Dorénavant de retour chez DC et bientôt chez Marvel, quelques mois seulement après avoir plus ou moins claqué la porte des Big-Two, Jeff Lemire revient sur le devant de la scène comme jamais. Alors que ses projets se multiplient chez les relaunches des deux plus gros éditeurs du marché et que son univers super-héroïque très personnel prend une ampleur énorme chez Dark Horse, l'auteur canadien reprend du service cette semaine chez Image Comics avec Gideon Falls, un titre fantastique, voire horrifique, qui vaut vraiment le détour.

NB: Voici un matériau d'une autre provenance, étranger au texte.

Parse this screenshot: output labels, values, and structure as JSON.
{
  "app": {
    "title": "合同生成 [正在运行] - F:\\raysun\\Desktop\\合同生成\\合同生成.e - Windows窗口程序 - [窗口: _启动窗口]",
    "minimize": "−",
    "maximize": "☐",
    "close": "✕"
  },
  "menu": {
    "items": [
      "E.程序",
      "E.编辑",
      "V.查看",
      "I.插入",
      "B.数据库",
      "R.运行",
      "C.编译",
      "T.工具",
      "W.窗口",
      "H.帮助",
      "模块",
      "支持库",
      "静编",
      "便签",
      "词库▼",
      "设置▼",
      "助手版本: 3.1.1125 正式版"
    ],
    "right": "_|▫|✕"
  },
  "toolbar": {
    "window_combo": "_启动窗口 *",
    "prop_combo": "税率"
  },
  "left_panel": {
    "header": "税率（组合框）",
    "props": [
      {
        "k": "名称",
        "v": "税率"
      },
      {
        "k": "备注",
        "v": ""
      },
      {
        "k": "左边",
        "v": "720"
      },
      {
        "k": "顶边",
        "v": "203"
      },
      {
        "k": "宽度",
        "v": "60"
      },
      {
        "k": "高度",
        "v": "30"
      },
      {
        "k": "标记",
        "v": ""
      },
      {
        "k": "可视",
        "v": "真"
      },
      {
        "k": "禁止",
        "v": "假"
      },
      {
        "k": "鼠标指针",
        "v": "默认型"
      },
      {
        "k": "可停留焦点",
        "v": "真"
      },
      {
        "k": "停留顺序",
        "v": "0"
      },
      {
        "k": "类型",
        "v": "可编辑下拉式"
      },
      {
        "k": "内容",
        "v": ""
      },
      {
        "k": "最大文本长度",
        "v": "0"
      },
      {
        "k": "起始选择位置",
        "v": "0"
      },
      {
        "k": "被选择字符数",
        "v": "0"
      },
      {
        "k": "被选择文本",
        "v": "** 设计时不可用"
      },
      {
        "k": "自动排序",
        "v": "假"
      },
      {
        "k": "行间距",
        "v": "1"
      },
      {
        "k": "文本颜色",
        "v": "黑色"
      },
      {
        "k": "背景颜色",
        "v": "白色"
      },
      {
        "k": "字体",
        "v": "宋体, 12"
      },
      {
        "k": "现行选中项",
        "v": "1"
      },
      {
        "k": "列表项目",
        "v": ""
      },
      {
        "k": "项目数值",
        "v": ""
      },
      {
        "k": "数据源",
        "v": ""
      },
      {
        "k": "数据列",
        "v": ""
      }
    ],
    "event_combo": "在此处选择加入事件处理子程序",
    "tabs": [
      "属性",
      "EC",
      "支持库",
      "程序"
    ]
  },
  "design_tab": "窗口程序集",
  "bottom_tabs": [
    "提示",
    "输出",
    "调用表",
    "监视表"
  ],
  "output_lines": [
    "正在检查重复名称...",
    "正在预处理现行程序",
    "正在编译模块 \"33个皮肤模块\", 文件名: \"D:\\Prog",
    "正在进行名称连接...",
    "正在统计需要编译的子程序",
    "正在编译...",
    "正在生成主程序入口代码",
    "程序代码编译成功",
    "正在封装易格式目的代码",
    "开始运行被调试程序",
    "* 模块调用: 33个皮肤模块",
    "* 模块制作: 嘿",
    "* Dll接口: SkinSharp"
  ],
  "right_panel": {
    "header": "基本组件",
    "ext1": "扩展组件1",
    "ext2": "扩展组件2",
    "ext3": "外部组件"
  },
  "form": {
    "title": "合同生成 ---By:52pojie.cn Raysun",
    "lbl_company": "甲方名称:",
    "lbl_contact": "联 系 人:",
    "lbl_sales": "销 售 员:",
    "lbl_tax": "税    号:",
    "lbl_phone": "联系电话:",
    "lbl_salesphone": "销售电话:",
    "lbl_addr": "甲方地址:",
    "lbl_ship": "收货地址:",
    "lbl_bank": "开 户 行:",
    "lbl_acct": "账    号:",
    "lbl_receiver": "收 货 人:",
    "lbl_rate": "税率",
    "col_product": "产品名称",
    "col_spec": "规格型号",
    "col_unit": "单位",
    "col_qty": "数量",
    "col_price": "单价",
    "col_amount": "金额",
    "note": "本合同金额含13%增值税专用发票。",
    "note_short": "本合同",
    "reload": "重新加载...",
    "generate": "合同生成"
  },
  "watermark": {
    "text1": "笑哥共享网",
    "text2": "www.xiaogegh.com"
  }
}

Vous aviez pu en entendre parler du projet dans des interviews plus ou moins récentes des deux auteurs, mais il faut savoir que l'idée derrière Gideon Falls remonte à loin pour Jeff Lemire, puisque l'un des deux personnages de ce récit figurait déjà au générique de son film de fin d'étude. Depuis, les concepts qui l'entourent ont un petit peu évolué, se sont mélangés à d'autres, et on imagine que le coup de foudre créatif avec Andrea Sorrentino a permis à ce Gideon Falls de voir le jour dans sa version définitive, un titre d'une trentaine de pages à l'ambiance particulièrement soignée.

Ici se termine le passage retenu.